Этот огород, притаившийся в самом сердце монастыря, живо напомнил мне сад моей матери, разбитый в цитадели замка Шато де Казенев в Гаскони, где я родилась. Именно там я впервые встретила короля, и встреча эта положила начало цепи событий, которые и привели меня сюда, в аббатство Жерси-ан-Брие и садик сестры Серафины.

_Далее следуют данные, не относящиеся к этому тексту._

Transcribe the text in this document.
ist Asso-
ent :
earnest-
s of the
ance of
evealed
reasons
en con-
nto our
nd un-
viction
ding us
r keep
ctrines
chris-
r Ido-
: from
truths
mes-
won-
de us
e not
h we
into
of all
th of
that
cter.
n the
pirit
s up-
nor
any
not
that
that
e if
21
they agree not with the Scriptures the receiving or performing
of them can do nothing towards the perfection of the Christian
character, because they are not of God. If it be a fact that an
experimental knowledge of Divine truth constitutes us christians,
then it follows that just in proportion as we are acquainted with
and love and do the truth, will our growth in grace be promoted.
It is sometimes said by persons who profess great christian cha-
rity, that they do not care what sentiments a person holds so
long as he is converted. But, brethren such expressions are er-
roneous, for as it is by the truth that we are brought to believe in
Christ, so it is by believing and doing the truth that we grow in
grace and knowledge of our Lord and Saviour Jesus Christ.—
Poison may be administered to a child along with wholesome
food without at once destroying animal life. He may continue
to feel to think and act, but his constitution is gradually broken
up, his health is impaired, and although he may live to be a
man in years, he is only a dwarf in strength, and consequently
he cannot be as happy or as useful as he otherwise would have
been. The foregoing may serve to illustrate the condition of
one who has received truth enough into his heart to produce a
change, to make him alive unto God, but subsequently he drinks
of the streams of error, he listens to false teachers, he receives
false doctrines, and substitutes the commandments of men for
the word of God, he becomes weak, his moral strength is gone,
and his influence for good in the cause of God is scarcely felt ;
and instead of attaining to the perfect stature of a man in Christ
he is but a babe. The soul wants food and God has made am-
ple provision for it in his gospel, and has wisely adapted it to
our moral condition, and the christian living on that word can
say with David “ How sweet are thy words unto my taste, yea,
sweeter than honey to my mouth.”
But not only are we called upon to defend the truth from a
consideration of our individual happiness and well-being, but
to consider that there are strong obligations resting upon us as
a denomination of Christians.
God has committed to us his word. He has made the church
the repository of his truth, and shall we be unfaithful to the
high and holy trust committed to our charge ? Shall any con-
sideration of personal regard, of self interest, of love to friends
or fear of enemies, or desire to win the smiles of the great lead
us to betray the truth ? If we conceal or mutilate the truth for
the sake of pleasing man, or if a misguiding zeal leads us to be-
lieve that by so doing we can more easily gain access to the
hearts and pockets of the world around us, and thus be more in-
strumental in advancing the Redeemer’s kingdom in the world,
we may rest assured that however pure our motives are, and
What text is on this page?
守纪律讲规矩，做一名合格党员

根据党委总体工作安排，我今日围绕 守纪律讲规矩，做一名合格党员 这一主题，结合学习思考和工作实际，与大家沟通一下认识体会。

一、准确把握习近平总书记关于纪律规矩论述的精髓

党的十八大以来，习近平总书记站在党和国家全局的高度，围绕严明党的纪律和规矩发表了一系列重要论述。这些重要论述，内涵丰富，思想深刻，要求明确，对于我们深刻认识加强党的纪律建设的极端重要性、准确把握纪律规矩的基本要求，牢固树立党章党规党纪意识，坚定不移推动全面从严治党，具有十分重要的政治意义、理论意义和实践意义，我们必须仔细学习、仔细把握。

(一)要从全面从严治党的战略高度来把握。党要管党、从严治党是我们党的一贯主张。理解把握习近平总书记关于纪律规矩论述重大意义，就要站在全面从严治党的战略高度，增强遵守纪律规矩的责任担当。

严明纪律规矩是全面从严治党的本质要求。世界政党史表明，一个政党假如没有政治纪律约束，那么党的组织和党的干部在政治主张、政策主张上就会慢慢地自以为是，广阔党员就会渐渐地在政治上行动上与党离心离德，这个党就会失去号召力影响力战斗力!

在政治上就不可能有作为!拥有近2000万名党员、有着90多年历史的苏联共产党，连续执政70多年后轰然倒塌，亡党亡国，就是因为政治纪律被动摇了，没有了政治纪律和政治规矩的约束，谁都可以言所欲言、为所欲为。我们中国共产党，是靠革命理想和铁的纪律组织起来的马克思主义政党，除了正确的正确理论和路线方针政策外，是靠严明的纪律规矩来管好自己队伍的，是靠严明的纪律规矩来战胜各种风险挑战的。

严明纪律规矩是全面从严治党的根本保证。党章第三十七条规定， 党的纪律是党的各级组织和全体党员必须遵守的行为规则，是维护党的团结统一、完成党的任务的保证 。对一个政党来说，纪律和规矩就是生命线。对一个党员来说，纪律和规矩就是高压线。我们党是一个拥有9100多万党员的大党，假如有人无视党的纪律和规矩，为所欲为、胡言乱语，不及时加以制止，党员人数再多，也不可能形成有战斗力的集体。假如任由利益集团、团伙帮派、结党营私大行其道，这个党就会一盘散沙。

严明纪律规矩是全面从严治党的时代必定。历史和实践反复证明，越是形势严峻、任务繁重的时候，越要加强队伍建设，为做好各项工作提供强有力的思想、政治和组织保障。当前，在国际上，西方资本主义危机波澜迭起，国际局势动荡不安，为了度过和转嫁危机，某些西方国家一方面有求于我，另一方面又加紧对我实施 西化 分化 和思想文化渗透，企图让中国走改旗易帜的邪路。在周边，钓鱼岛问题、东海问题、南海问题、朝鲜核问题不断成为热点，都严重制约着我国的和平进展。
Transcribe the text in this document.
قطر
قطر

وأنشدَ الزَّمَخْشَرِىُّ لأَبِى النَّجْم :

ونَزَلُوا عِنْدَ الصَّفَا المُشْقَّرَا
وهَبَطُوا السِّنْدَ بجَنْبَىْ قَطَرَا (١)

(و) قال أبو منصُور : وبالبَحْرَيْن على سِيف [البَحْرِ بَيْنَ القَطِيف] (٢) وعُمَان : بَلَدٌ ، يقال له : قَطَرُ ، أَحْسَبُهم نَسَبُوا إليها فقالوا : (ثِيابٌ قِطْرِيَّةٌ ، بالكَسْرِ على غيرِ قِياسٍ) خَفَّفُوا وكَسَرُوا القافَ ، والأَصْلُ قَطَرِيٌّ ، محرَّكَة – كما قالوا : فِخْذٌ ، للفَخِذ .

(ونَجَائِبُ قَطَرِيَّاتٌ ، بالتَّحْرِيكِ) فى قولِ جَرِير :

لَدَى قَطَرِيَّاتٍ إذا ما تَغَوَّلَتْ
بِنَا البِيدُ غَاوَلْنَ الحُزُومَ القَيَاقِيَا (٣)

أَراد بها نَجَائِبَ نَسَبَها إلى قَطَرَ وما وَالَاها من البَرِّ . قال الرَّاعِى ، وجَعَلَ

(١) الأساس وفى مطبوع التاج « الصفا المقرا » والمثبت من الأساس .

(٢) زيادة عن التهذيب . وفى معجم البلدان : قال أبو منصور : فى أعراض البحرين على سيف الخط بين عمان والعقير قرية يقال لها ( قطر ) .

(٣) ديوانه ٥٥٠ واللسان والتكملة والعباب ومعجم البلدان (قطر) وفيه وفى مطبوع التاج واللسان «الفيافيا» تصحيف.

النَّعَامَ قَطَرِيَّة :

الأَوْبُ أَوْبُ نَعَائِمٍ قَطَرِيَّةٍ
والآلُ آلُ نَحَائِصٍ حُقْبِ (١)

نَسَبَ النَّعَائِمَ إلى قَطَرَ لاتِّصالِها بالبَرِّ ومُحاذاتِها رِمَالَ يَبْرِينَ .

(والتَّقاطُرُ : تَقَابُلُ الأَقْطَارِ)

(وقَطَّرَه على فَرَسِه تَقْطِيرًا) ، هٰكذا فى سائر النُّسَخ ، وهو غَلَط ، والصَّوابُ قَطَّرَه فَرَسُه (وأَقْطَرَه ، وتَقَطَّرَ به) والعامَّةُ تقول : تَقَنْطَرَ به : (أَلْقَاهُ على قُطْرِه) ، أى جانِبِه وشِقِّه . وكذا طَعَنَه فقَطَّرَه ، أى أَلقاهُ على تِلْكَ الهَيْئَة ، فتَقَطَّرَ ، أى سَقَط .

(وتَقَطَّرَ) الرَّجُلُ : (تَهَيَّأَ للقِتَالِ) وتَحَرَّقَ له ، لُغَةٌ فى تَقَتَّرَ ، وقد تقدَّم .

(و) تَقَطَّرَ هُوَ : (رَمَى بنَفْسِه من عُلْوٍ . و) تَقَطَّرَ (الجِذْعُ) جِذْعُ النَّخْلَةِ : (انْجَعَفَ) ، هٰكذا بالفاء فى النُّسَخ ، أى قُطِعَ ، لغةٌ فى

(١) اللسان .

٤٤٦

Замок Шато де Казенев, Гасконь, Франция — май 1660 года

Король остановился в замке Шато де Казенев весной того года, когда мне должно было исполниться десять. Он со своим двором неспешно направлялся в Испанию, где Людовику предстояло сочетаться браком с испанской инфантой, своей двоюродной сестрой во втором ряду родословной. Инфанта, Мария-Терезия, приходилась ему двоюродной сестрой и по материнской, и по отцовской линии: отец Людовика, Людовик XIII, был дядей Марии-Терезии, а ее отец приходился дядей уже самому Людовику.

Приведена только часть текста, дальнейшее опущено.